That's great. Another e-mail question. Can you roll out the Depot Merchanting business across the country? Or will you broadly focus on the geographical areas that you're in at the moment?

Alk Brand

executive
#28

No. We obviously will not expand in our current areas because I think we are well covered there. So if we would like to increase our footprint, it will have to be geographically. There's also the matter of the competition rules of the country. So more than likely, if we do want to expand it, we'll be outside of current territory.

Gareth Evans

analyst
#29

Okay. Understood. We've got one more question in the queue, which I'll ask in a minute. [Operator Instructions] The last question we have at the moment is this. With GBP 5.4 million in adjusted profit before tax -- excuse me, sorry, GBP 5.4 million in adjusted profit before tax in H1, do I read it correctly that your target of GBP 8.5 million PBT for FY '25 is easily in reach? In fact, it looks like you're well on track to meet the objective you set for year 2, i.e., FY '26, which was GBP 10 million adjusted PBT. How should we think about this?

Alk Brand

executive
#30

I think that Rob and myself probably will tackle this from a different angle. I think the way I would like to look at it is we have to fight for everything. It's not an easy market be. And I'd rather like to be known as somebody which is conservative and careful before we promise something. The business have not delivered on the promises for the last 2 or 3 financial years. So but we're easily, unfortunately, doesn't sit in agriculture. Everything is difficult, but we will do our best to reach that number. And if we exceed it, it will give us more confidence in the future to probably -- let me a bit more open about in our own mind, but how far would like to stretch our promises. But now we'd like to keep it probably safe and decide that nothing is easy, and we will continue to work hard to exceed expectations. Rob. I don't know what you want to add.

Rob Thomas

executive
#31

I mean all I add is that is that we do have a seasonal cycle within agriculture within Wynnstay's financial year. And so in terms of the phasing H1 to H2, we would expect a stronger H1. And I'll just kind of come back to the fact that we've maintained market forecasts that gives confidence around the 8.5%, but clearly any upside once we are aware and confident around that, we'll update the market accordingly.

Gareth Evans

analyst
#32

Okay. That's great. And then the final question we have is around the weighted average number of shares in issue, which is increased by -- according to this question around 4% per year over the last 15 years. So it'd be interested to understand your policy on further share issuance and I guess, whether people can expect to see PBT flowing down to EPS in terms of earnings.

Rob Thomas

executive
#33

Yes, is the simple answer to that.
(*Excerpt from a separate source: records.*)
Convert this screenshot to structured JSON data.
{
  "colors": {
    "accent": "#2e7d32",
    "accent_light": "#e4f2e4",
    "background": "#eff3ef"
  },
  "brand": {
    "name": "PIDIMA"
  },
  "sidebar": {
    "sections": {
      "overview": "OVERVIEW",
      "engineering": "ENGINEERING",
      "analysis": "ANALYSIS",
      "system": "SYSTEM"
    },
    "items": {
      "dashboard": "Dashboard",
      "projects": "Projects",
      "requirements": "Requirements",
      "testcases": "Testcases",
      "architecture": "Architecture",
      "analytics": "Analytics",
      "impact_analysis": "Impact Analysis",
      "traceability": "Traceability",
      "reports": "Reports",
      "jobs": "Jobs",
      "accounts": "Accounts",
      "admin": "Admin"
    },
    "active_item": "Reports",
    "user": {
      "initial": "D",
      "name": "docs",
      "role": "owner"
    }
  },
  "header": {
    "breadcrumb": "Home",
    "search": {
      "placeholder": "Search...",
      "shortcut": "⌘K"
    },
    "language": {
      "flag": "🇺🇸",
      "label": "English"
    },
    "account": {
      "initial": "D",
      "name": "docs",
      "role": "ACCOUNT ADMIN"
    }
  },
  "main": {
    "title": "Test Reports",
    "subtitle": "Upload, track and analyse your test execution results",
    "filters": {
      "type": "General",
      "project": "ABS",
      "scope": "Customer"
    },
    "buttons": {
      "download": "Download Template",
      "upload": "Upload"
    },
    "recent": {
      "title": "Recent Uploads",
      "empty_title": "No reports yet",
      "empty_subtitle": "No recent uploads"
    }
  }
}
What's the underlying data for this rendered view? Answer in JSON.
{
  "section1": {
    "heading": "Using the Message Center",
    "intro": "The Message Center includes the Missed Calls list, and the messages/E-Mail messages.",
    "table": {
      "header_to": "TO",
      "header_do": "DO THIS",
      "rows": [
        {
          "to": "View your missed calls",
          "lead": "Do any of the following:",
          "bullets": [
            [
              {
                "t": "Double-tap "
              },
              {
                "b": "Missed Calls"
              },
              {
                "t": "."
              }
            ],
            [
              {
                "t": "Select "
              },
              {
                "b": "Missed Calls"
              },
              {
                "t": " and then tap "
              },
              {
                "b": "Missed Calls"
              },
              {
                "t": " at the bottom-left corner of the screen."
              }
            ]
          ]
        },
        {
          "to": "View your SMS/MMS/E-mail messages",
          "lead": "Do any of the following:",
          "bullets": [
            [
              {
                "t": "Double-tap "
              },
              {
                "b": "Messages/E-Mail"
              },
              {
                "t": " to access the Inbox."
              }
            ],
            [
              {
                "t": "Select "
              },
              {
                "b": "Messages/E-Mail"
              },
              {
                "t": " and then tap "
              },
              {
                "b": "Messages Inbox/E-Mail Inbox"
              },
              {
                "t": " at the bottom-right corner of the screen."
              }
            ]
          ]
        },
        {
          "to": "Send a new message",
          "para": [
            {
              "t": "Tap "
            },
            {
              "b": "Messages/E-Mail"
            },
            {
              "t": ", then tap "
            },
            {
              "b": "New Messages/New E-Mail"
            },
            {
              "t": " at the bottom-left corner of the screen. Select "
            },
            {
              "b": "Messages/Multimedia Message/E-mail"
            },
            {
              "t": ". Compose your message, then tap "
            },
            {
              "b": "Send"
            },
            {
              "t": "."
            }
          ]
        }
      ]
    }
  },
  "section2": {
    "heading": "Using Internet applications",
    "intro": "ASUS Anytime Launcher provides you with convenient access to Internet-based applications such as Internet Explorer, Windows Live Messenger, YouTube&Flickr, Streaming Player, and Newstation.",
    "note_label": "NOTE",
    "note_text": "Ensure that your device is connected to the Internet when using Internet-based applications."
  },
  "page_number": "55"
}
So we have -- as part of our capital allocation, we maintain the progressive dividend, but we're also focused on, as I call it, keeping our T tight. So for those who noticed in the RNS at the year-end, we have now paused our script dividend policy. So any dividends are now pay fully in cash. We've also previously issued shares to satisfy long-term incentives. Again, a Board policy now is that we've got an EBT trust that we're used to buy any shares off market to satisfy. So yes, for the foreseeable future, we're focused on maintaining 23.1 million shares in issue and any benefits in PBT flowing to improved EPS.

Gareth Evans

analyst
#34

That's all very clear. Thank you very much. I'm afraid we've got no time for further questions at this point. So in a moment, I'll hand back to Alk for any final closing remarks. I would just like to remind everybody that there is a feedback form which we'll open after the conclusion of the webinar. Your feedback is very useful to management team. It's a great way for them, to thank them for taking the time to present to you today. So please do take a couple of moments to fill that out. If you don't have time right now, the link will also be sent to you in the follow-up e-mail. So now I'll hand back to Alk for any closing remarks. Alk, please go ahead.

Alk Brand

executive
#35

Thank you. I really enjoyed talking to all of you. We are very focused on executing our plan. The success will be in the detail of our execution. We are really very grateful for the support of our investors in our difficult times, and we hope that this team will continue to prove, but even us being conservative and careful before we predict anything is a team which is really focused on delivery of -- and the execution of our business plan. And we strongly believe in the plan, and I'm grateful for the support of our investors and the confidence of our investors, and I'm looking forward to talk to you all again in 6 months from now.

Gareth Evans

analyst
#36

That's great. Thank you both very much, indeed. Thank you all for attending. This is the end of the webinar.